Sources say the Miami office is a “pass-through” office, churning out work for the New York office on behalf of wealthy Latin American clients at high fees, and some Miami lawyers there are frustrated by having little contact with clients.

A White & Case spokesperson did not return calls for comment by deadline.

Joe Ankus, a longtime legal headhunter and executive director of the National Association of Legal Search Consultants, said it’s not unusual for junior and midrange partners to leave major firms like White & Case, which ranks ninth on The Am Law 100, to spin off their own boutiques.

“The firms are reluctant to allow the junior partners to bring in below market rate business because their overhead prevents them from doing it,” Ankus said. “The biggest variable is overhead. It’s the killer. The younger partners want to bring in the second or third tier of business and grow a book of business, so they spin off a firm. I don’t think it sets off alarm bells. I think it’s consistent with them wanting to be entrepreneurial, plus they don’t have nearly the conflicts they would in a large firm.”

That doesn’t mean there doesn’t continue to be a place for the big law firms like White & Case, Ankus noted.
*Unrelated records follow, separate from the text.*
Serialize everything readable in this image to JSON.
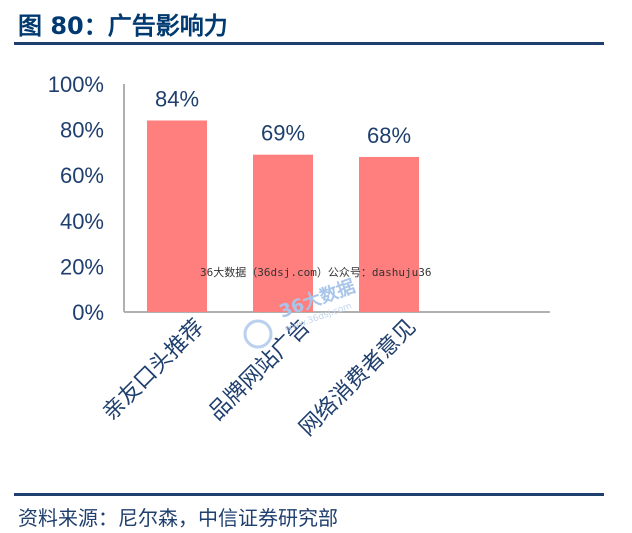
{
  "title": "图 80：广告影响力",
  "source": "资料来源：尼尔森，中信证券研究部",
  "watermark": {
    "text": "36大数据（36dsj.com）公众号：dashuju36",
    "logo_text": "36大数据",
    "logo_url": "www.36dsj.com"
  },
  "colors": {
    "bar": "#ff7f7f",
    "text": "#1f3f6e",
    "rule": "#1f3f6e",
    "axis": "#b0b0b0"
  },
  "chart_data": {
    "type": "bar",
    "categories": [
      "亲友口头推荐",
      "品牌网站广告",
      "网络消费者意见"
    ],
    "values": [
      84,
      69,
      68
    ],
    "data_labels": [
      "84%",
      "69%",
      "68%"
    ],
    "title": "",
    "xlabel": "",
    "ylabel": "",
    "ylim": [
      0,
      100
    ],
    "yticks": [
      0,
      20,
      40,
      60,
      80,
      100
    ],
    "ytick_labels": [
      "0%",
      "20%",
      "40%",
      "60%",
      "80%",
      "100%"
    ],
    "grid": false,
    "legend": "none"
  }
}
“The good news is these large firms have such a good reputation and such great technical expertise that the larger Fortune 500 clients love them,” he said.

White & Case saw gross revenue increase 4.1 percent to more than $1.3 billion in 2011, while profits per partner dropped 5.1 percent to nearly $1.5 million as the firm made a number of new investments and weathered a series of lateral departures and cracked down on unproductive partners. The firm’s financial restructuring group is headed by Thomas Lauria, who splits his time between Miami and New York and was named a Dealmaker of the Year by The American Lawyer in 2011.

The firm served as bankruptcy counsel to Major League Baseball this year in the record-setting $2.15 billion sale of the LosAngeles Dodgers.